Everyone in the room looked up with the blinking light of surgery turned off.

He wanted to race to the doctor and demand answers, updates, anything, to tell him that she was alright, that she would pull through, but he found himself lacking in energy, lacking the articulation needed to make sound.

He could only look on as the doctor walked out slowly with blood – her blood, too much of her blood – drying on his scrubs.

"Are you here for Agent Greenaway?"

"How is she doing?" Gideon was the first to react and he moved forward, eyeing the doctor with uneasy eyes and weariness.

"Considering the trauma her body had gone through, she is doing extremely well. Of course, she will need time to recover. The bullet had narrowly missed any organs and didn't mushroom, so we were able to retrieve it intact. Agent Greenaway is now being moved to recovery. We'll be keeping her in the ICU overnight for observation."

"When can we see her?" his voice cracked when he finally spoke.

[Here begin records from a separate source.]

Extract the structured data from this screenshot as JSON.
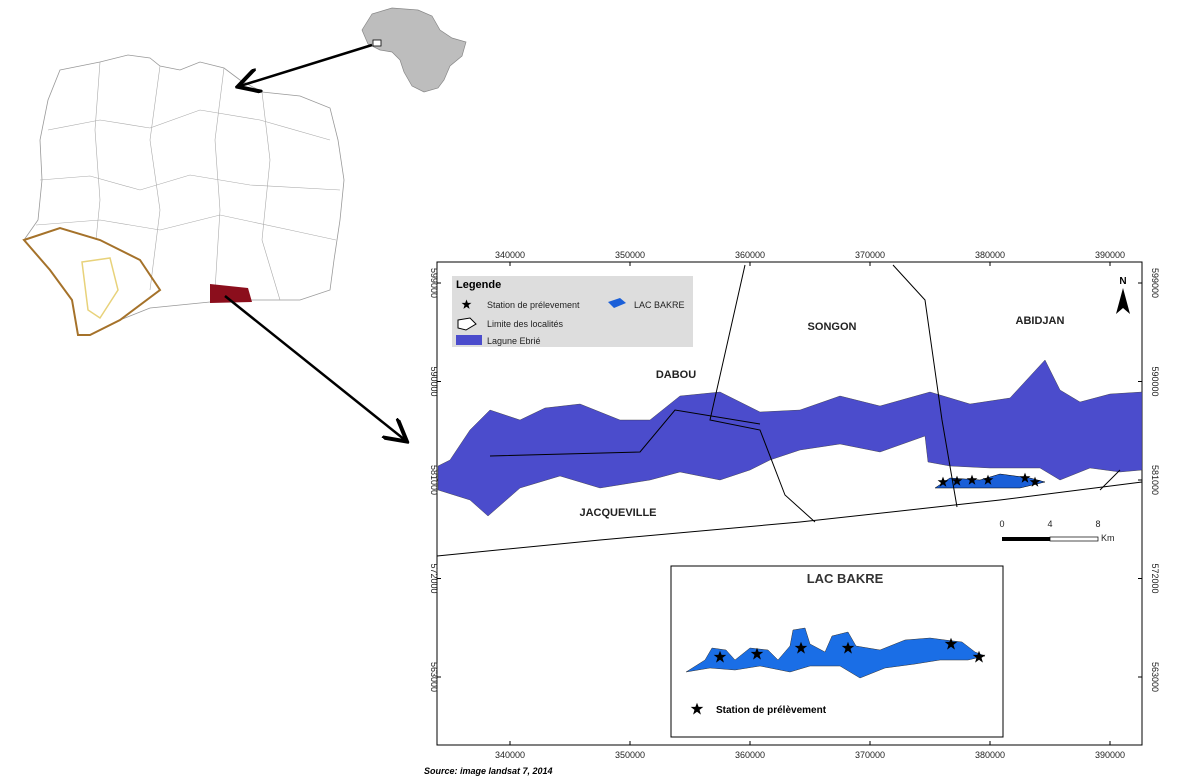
{
  "map_frame": {
    "x_ticks": [
      "340000",
      "350000",
      "360000",
      "370000",
      "380000",
      "390000"
    ],
    "y_ticks": [
      "599000",
      "590000",
      "581000",
      "572000",
      "563000"
    ],
    "north": "N"
  },
  "legend": {
    "title": "Legende",
    "items": [
      "Station de prélevement",
      "LAC BAKRE",
      "Limite des localités",
      "Lagune Ebrié"
    ]
  },
  "places": [
    "DABOU",
    "SONGON",
    "ABIDJAN",
    "JACQUEVILLE"
  ],
  "scale_bar": {
    "labels": [
      "0",
      "4",
      "8"
    ],
    "unit": "Km"
  },
  "inset": {
    "title": "LAC BAKRE",
    "legend": "Station de prélèvement"
  },
  "source": "Source: image landsat 7, 2014"
}
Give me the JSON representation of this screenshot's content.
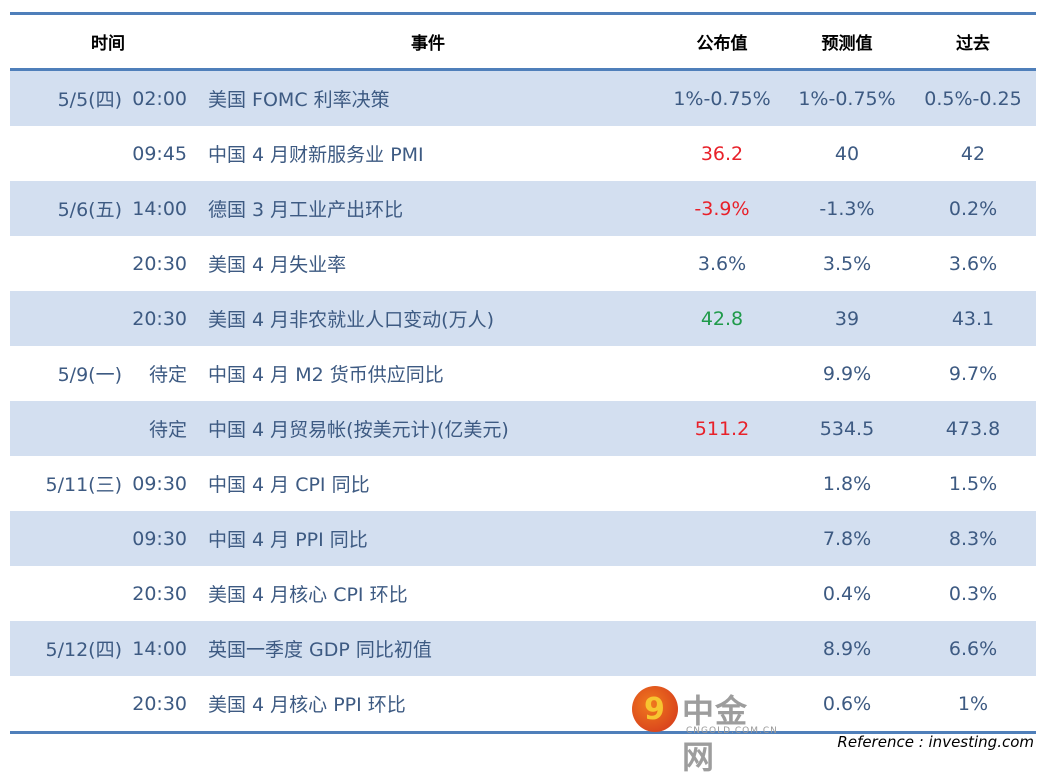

"Sir, the visiting hours are," the doctor started, and shook his head mid-sentence. "I'll have a nurse come let you know when Agent Greenaway is settled in her room. Please, only one person at a time. She needs her rest."

He watched as the doctor moved away and felt drained and relief at the same time. She'll be fine, he thought. He could feel the muscle that had been tensed tightly relax and he breathed a little easier.

"You should talk to her," Gideon, standing against the wall to his right, said softly, his eyes piercing.

"What - " he started, but stopped when Gideon shook his head.

"Don't deny anything. You don't have to justify yourself to me or to the others. You only have to answer to yourself. You have let some feelings you've locked up out these past few hours, and don't let them go back into hiding. I know regulations forbid it, but do you really think that, in our profession, it's easy to find a partner, a soulmate outside of the job?"

The nurse walked through the door before he could formulate a response, "Agent Greenaway is in her room. Which one of you would like to see her first?"

Gideon moved away from the wall, "You think about that. We'll go in first, and when you're ready, go see her."

He lifted up his head, and looked straight into the eyes of his supervisor. "Hotch?"

"Discretion is always the key," he said softly before turning to walk out the door after Gideon.

Reid, finally moving from the corner he had occupied, stopped beside him and laid his hand gently on his shoulder, squeezing comfortingly, "It'll work out alright."

He watched as his teammates walked out of the stark white room, and stood to follow them out.

He had somewhere he needed to be, someone he needed to see, to hold.